President Barack Obama, who attended a fund-raiser in New York on  Thursday for Gay Pride Week, has a nuanced stance on gay issues. Experts say he  mcould risk alienating large portions of the electorate if he came out strongly  in favor of such matters as gay marriage before the 2012 elections.

During the 2008 election, Obama picked up important support from Evangelicals, Catholics, Latinos and African-Americans, some of whom oppose gay  marriage, which has become a contentious social issue being fought  mistate-by-state.

In California a judge last year overturned a ban on gay  marriage, but no weddings can take place while the decision is being appealed.  It could set national policy if the case reaches the U.S. Supreme Court.

Connecticut, Iowa, Massachusetts, New Hampshire, Vermont and the  District of Columbia allow same-sex marriage, and Delaware, Hawaii, Illinois and  New Jersey approved civil unions. The first legal same-sex marriages in the  United States took place in Massachusetts in 2004.

But gay marriage is  banned in 39 states.

In New York a recent Siena poll found 58 percent of  New Yorkers support gay marriage, while nationally the U.S. public is nearly
evenly split, with 45 percent in favor and 46 percent opposed, according to a  Pew Research poll released last month.

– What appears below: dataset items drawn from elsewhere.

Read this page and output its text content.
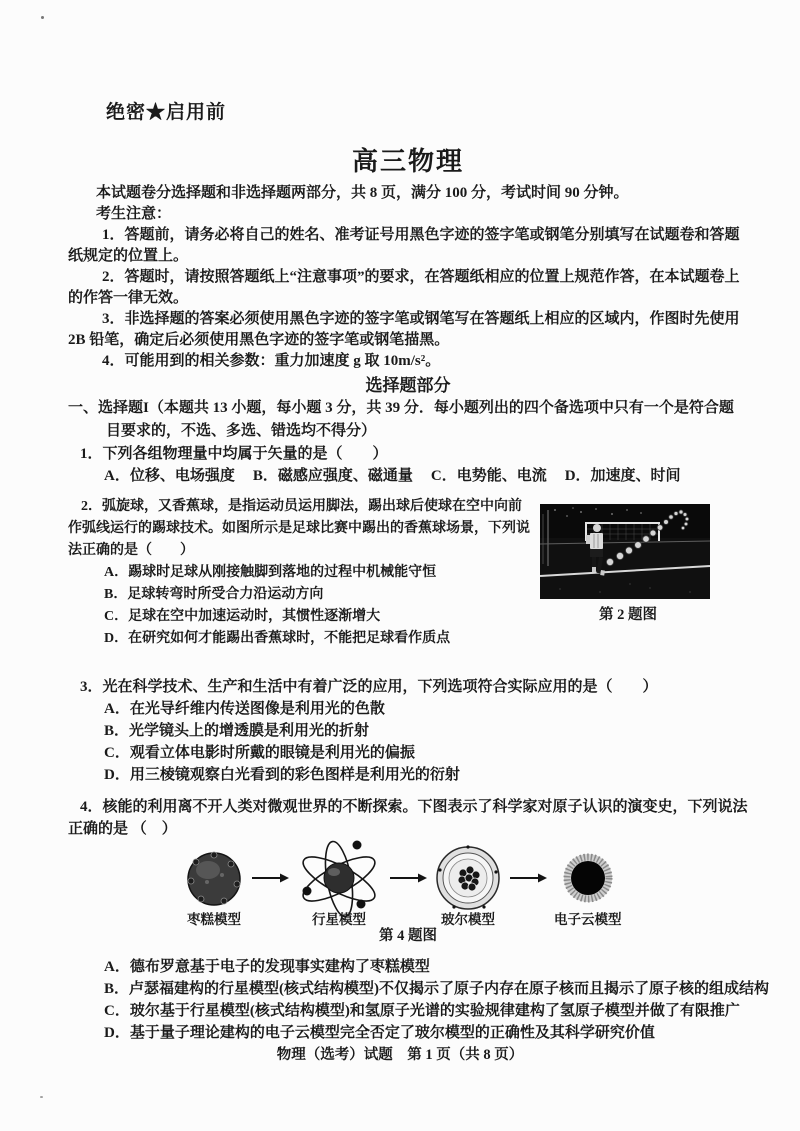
绝密★启用前
高三物理

本试题卷分选择题和非选择题两部分，共 8 页，满分 100 分，考试时间 90 分钟。

考生注意：

1．答题前，请务必将自己的姓名、准考证号用黑色字迹的签字笔或钢笔分别填写在试题卷和答题纸规定的位置上。

2．答题时，请按照答题纸上“注意事项”的要求，在答题纸相应的位置上规范作答，在本试题卷上的作答一律无效。

3．非选择题的答案必须使用黑色字迹的签字笔或钢笔写在答题纸上相应的区域内，作图时先使用 2B 铅笔，确定后必须使用黑色字迹的签字笔或钢笔描黑。

4．可能用到的相关参数：重力加速度 g 取 10m/s²。

选择题部分

一、选择题I（本题共 13 小题，每小题 3 分，共 39 分．每小题列出的四个备选项中只有一个是符合题目要求的，不选、多选、错选均不得分）

1．下列各组物理量中均属于矢量的是（　　）

A．位移、电场强度 B．磁感应强度、磁通量 C．电势能、电流 D．加速度、时间

2．弧旋球，又香蕉球，是指运动员运用脚法，踢出球后使球在空中向前作弧线运行的踢球技术。如图所示是足球比赛中踢出的香蕉球场景，下列说法正确的是（　　）

A．踢球时足球从刚接触脚到落地的过程中机械能守恒

B．足球转弯时所受合力沿运动方向

C．足球在空中加速运动时，其惯性逐渐增大

D．在研究如何才能踢出香蕉球时，不能把足球看作质点

第 2 题图

3．光在科学技术、生产和生活中有着广泛的应用，下列选项符合实际应用的是（　　）

A．在光导纤维内传送图像是利用光的色散

B．光学镜头上的增透膜是利用光的折射

C．观看立体电影时所戴的眼镜是利用光的偏振

D．用三棱镜观察白光看到的彩色图样是利用光的衍射

4．核能的利用离不开人类对微观世界的不断探索。下图表示了科学家对原子认识的演变史，下列说法正确的是 （　）

枣糕模型	行星模型	玻尔模型	电子云模型
第 4 题图

A．德布罗意基于电子的发现事实建构了枣糕模型

B．卢瑟福建构的行星模型(核式结构模型)不仅揭示了原子内存在原子核而且揭示了原子核的组成结构

C．玻尔基于行星模型(核式结构模型)和氢原子光谱的实验规律建构了氢原子模型并做了有限推广

D．基于量子理论建构的电子云模型完全否定了玻尔模型的正确性及其科学研究价值

物理（选考）试题　第 1 页（共 8 页）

New York City’s marketing and  tourism group NYC & Company said it was gearing up to turn the city into  “the gay weddings destination.” “The new legislation is good news for the City’s  $31 billion travel and tourism industry,” said NYC & Company Chief Executive  George Fertitta.

New York’s Democrat-dominated Assembly voted 80-63 in  favor of gay marriage last week and passed the amended legislation on Friday  82-47.

A key sticking point had been over an exemption that would allow  religious officials to refuse to perform services or lend space for same-sex  weddings. Most Republicans were concerned the legal protection was not strong  enough, so legislative leaders worked with Cuomo to amend his original bill.

“God, not Albany, settled the definition of marriage a long time ago,”  said Senator Ruben Diaz Sr., a Pentecostal minister and the only Democrat to  vote against the measure.

However, fears of a slew of litigation arising  from a possible religious exemption to New York’s proposed same-sex marriage law
are not borne out by experience with similar laws in other states, legal experts  say.